In cleaning out my father’s house, I came upon one of aunt Lillian’s (wait, no, it was aunt, um, hold on, I will get it) throw rugs, which, sadly, was half rotted away from sitting on the basement floor, which leaked in heavy rains. It was about 4’ in diameter, with a fairly simple graphic design, and I remembered it well.
The distinctive thing about this rug was the construction. Its body was a bulk of something like bias tape which was pulled and stitched into a coherent bunching such that the walking surface (this rug was the same on both sides) would be walking on the edge of the tape.
I cannot recall having seen this type of construction anywhere else. It looks rather labor-intensive. Has anyone else ever seen or heard of this kind of rugwork?

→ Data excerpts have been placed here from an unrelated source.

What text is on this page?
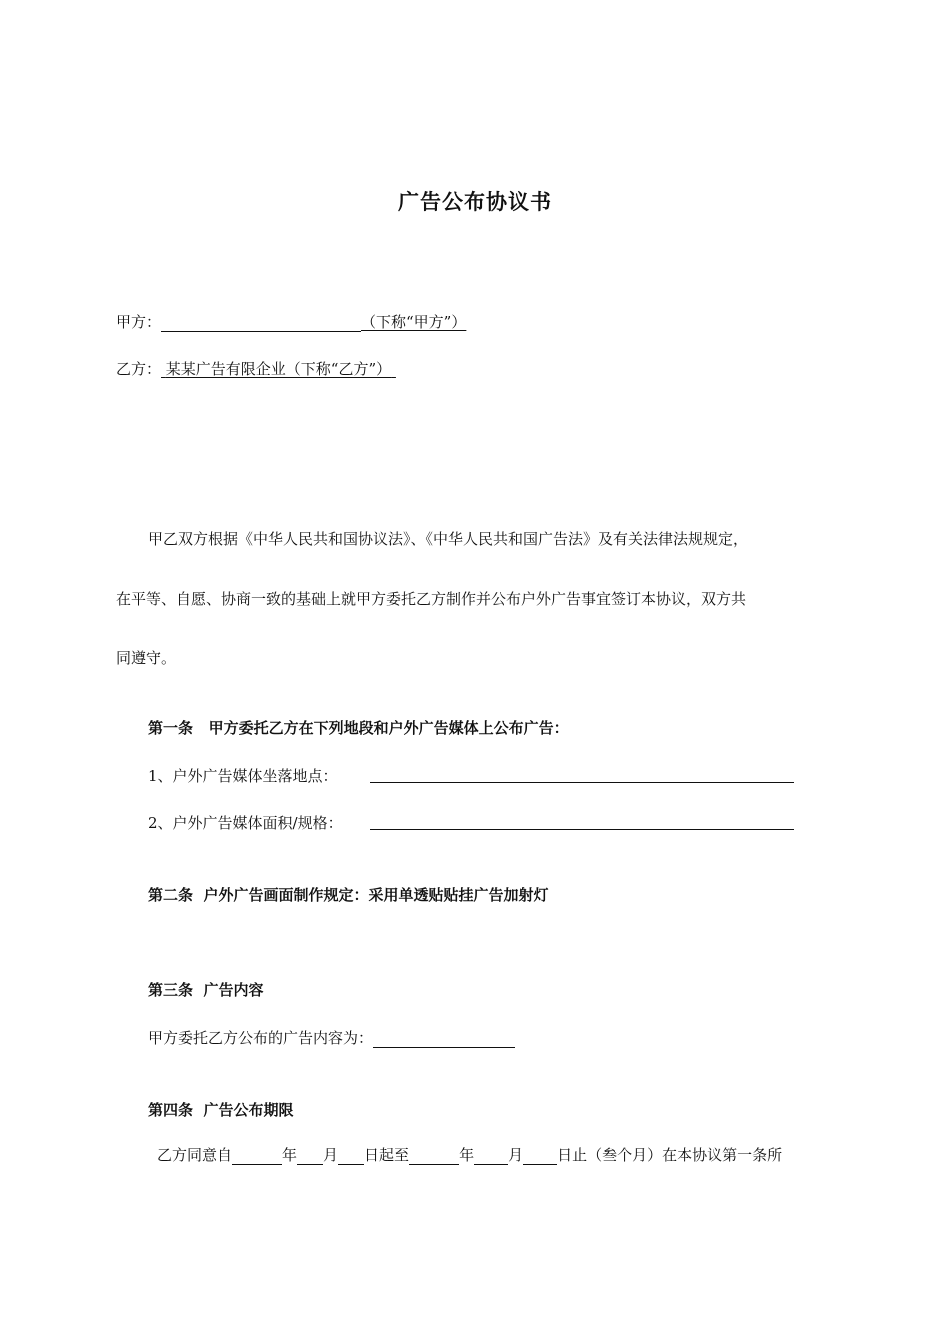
广告公布协议书
甲方：	（下称“甲方”）
乙方： 某某广告有限企业（下称“乙方”）
甲乙双方根据《中华人民共和国协议法》、《中华人民共和国广告法》及有关法律法规规定，
在平等、自愿、协商一致的基础上就甲方委托乙方制作并公布户外广告事宜签订本协议，双方共
同遵守。
第一条   甲方委托乙方在下列地段和户外广告媒体上公布广告：
1、户外广告媒体坐落地点：
2、户外广告媒体面积/规格：
第二条  户外广告画面制作规定：采用单透贴贴挂广告加射灯
第三条  广告内容
甲方委托乙方公布的广告内容为：
第四条  广告公布期限
乙方同意自	年 月 日起至	年 月 日止（叁个月）在本协议第一条所
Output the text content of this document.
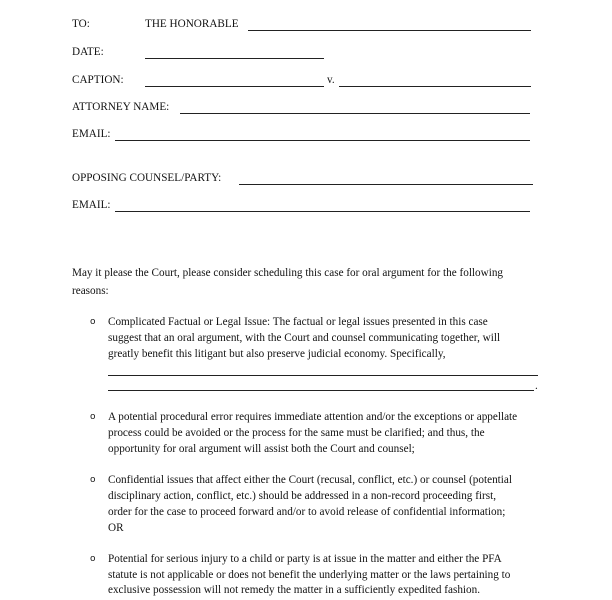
TO:	THE HONORABLE
DATE:
CAPTION:	v.
ATTORNEY NAME:
EMAIL:
OPPOSING COUNSEL/PARTY:
EMAIL:
May it please the Court, please consider scheduling this case for oral argument for the following
reasons:
o Complicated Factual or Legal Issue: The factual or legal issues presented in this case
suggest that an oral argument, with the Court and counsel communicating together, will
greatly benefit this litigant but also preserve judicial economy. Specifically,
.
o A potential procedural error requires immediate attention and/or the exceptions or appellate
process could be avoided or the process for the same must be clarified; and thus, the
opportunity for oral argument will assist both the Court and counsel;
o Confidential issues that affect either the Court (recusal, conflict, etc.) or counsel (potential
disciplinary action, conflict, etc.) should be addressed in a non-record proceeding first,
order for the case to proceed forward and/or to avoid release of confidential information;
OR
o Potential for serious injury to a child or party is at issue in the matter and either the PFA
statute is not applicable or does not benefit the underlying matter or the laws pertaining to
exclusive possession will not remedy the matter in a sufficiently expedited fashion.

Sounds like a punch rug to me. A canvas is mounted on a frame and the maker uses a large pointy tool to punch heavy yarn or bias tape through. It probably lasted on that floor so long because it was backed with a hand smeared rubbery stuff that I forgot the name of. It was a big thing back in the 70’s if you want to do more research.
Oh, wait, the same on both sides. Too late to delete, sorry.
It was like she took the tape, stitched a thread through the center of it and pulled it tight to gather the tape into a bunch, in a way that the bunching was stitched together in a consistent mass so that the outside edge of the tape was the surface. As far as I could tell, there was no kind of backing. It was like a ruffle so tightly packed as to be smooth.
I do not. I will see if I can find a cousin who might still have one that is intact. I talked to my mother and she reaffimed my perception of how they were made. It appears my aunt (cousin once removed) invented the technique (apparently she was skilled enough at textile arts to have once made a corset for Eleanor Roosevelt) and it is quite labor intensive and hard/impossible to mechanize, so probably no one will ever see one of these.
That tape was ‘ruched’ (I think that’s how you spell it.)
A hooked rug is done that way with wool strips.
I have one that was my maternal grandmothers. It’s gotta be 70yrs old. A design of something like roses. Faded a bit but still fully intact.
No wear but on one edge caused by a chewing puppy.
Yeah, that is the right basic term for it. When I image search on it, though, most examples of ruching I see are fairly slack. These gathers were snug up tight so that the edges of the tape formed an essentially smooth flat surface with millimeter spacing between the turns (there were no straight lines in it).
There’s a particular base to make hooked rugs on. Some kinda stiffened fabric in little square windows.
My rug is hooked on Monks cloth. A loosely woven cotton. It shrinks went you first put it in hot water and pulls the stitches tighter. The rug gets substantially smaller after that. And everything squishes together.